The data comes from the 2025 Small Business Credit Survey, a collaboration of all 12 Federal Reserve Banks. Researchers at the New York Fed published their regional analysis on June 2, breaking down results for the Second District — covering New York, New Jersey, and Connecticut — against national benchmarks. The divergence is sharp.
Nationally, revenue and employment growth held steady between the 2024 and 2025 surveys. Firms were slightly more likely to report revenue decreases than increases, but the overall trend was flat. In the Second District, the picture was markedly worse: businesses reported what the Fed researchers describe as severe declines in both employment and revenue. And their expectations for 2026 have dropped further.
The national survey found that nearly half of all small employer firms now source at least some inputs from outside the United States. A large majority of those firms reported that international input costs increased from 2024 to 2025. For businesses already running thin margins, that pricing pressure compounds every other challenge.
One data point stood out from the national report: just under half of all small employer firms are now using artificial intelligence in some capacity. The most common uses are writing and marketing, individual productivity, and planning or analysis. That adoption rate among firms with 1 to 499 employees is higher than many industry estimates had projected.
The wider picture
The Fed's data matters because it strips away anecdotes. This is not one founder's story. It is a structured survey across the entire country, conducted by the institutions that set monetary policy. And the message is that geography has become a meaningful variable in small business performance — more so than many operators realize.

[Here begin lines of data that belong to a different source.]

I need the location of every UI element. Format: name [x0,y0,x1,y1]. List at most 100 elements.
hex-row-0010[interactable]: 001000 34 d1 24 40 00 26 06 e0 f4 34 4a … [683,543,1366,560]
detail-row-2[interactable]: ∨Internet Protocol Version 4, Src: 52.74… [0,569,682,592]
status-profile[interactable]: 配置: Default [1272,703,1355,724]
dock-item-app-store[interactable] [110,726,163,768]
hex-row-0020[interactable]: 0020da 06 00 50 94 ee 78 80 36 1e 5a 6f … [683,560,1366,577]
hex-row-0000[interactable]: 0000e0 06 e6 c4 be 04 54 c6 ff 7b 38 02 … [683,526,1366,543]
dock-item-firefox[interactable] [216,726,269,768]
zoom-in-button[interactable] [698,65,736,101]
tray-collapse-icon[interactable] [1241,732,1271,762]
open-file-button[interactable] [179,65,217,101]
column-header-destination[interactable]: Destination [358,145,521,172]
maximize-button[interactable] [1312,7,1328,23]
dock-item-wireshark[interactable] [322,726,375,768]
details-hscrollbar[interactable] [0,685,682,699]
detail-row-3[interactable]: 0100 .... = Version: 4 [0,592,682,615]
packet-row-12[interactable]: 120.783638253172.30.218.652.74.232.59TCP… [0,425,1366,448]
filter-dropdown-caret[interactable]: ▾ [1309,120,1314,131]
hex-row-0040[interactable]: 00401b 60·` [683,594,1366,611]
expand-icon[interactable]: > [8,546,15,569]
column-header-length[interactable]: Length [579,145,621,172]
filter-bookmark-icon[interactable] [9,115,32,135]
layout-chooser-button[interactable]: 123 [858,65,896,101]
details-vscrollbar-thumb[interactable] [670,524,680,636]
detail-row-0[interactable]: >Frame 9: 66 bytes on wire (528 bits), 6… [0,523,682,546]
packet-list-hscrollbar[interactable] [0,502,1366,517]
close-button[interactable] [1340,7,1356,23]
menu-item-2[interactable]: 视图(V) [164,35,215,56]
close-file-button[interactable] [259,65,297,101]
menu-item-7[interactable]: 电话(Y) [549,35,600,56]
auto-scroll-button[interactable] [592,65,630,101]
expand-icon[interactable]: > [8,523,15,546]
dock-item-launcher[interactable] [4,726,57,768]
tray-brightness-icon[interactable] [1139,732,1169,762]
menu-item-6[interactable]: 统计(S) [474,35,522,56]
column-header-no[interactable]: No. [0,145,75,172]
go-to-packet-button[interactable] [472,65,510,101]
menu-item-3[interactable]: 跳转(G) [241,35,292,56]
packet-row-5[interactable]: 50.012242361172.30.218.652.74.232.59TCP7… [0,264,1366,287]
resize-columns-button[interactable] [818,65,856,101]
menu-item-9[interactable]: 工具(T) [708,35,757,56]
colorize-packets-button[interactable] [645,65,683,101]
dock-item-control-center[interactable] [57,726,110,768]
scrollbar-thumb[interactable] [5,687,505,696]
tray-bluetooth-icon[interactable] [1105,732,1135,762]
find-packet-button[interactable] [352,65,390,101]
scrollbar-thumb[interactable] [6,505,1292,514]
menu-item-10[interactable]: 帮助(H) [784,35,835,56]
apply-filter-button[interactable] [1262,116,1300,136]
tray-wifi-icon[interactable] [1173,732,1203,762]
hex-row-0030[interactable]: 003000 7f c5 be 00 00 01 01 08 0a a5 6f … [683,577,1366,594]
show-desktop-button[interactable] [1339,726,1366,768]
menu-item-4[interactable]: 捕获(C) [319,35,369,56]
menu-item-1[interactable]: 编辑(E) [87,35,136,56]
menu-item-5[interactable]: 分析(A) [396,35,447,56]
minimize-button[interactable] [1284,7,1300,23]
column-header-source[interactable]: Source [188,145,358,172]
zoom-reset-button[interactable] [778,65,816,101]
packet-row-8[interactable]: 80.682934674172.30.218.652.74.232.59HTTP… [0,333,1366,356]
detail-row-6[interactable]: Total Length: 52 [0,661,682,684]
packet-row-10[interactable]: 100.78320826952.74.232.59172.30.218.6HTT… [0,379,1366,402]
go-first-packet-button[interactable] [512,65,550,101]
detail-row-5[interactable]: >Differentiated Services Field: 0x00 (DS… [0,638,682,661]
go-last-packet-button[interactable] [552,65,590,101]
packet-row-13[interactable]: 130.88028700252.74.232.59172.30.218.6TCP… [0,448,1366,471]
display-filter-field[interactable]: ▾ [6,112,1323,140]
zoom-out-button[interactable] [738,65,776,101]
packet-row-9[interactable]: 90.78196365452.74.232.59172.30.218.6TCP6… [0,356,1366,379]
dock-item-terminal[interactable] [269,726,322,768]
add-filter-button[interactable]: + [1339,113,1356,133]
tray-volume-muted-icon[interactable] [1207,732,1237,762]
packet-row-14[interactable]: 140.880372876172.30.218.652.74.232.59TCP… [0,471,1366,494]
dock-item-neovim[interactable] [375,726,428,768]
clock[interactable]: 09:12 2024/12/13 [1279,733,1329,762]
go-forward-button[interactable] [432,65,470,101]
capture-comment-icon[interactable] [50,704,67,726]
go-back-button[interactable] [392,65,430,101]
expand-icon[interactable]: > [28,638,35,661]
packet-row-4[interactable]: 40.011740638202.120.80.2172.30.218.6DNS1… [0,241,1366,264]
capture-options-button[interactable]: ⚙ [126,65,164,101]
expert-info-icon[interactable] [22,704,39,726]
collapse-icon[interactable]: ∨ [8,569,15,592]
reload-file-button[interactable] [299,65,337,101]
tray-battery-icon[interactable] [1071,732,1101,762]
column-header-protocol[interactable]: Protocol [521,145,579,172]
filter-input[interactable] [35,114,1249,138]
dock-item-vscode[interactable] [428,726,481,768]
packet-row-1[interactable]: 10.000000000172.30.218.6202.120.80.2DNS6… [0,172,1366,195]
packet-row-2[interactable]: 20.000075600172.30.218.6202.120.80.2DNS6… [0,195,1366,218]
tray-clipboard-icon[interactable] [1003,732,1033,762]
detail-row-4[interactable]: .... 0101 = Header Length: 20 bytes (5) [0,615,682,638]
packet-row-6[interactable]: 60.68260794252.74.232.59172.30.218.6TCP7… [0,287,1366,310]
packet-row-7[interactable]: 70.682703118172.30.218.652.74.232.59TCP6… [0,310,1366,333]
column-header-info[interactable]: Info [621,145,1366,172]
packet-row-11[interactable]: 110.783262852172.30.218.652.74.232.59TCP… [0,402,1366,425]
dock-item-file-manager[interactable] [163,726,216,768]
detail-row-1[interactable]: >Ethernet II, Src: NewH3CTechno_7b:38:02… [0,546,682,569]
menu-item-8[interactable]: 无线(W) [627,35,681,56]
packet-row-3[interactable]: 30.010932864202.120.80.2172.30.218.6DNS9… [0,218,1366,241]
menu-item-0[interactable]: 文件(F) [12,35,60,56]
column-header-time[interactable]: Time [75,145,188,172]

The Federal Open Market Committee held rates at 3.5 to 3.75 percent at its June meeting — new Chairman Kevin Warsh's first — while removing language that previously signaled a lean toward future cuts. For small businesses already squeezed on revenue, steady rates offer no relief. For those in high-cost regions like the tri-state area, the combination of rising input prices, stagnant revenues, and persistent borrowing costs creates a compounding problem.
What to take from this
Location is a business variable, not just a personal one. The same type of business, in the same economy, is producing materially different outcomes depending on where it operates. Founders and business owners in high-cost regions should model their break-even on local conditions, not national averages.
Pessimism is a signal, not just a mood. When the Federal Reserve's own survey reports that regional business owners are deeply pessimistic, that sentiment will show up in hiring decisions, investment delays, and supplier relationships. If you operate in or sell to the tri-state region, factor that caution into your planning.
AI adoption among small businesses is accelerating faster than expected. Nearly half of employer firms using AI tools is a meaningful threshold. Businesses not yet exploring these tools are falling behind a benchmark that the majority of their competitors are approaching.
The Fed published two very different stories in the same dataset. Which one describes your business depends more on your zip code than most owners want to admit.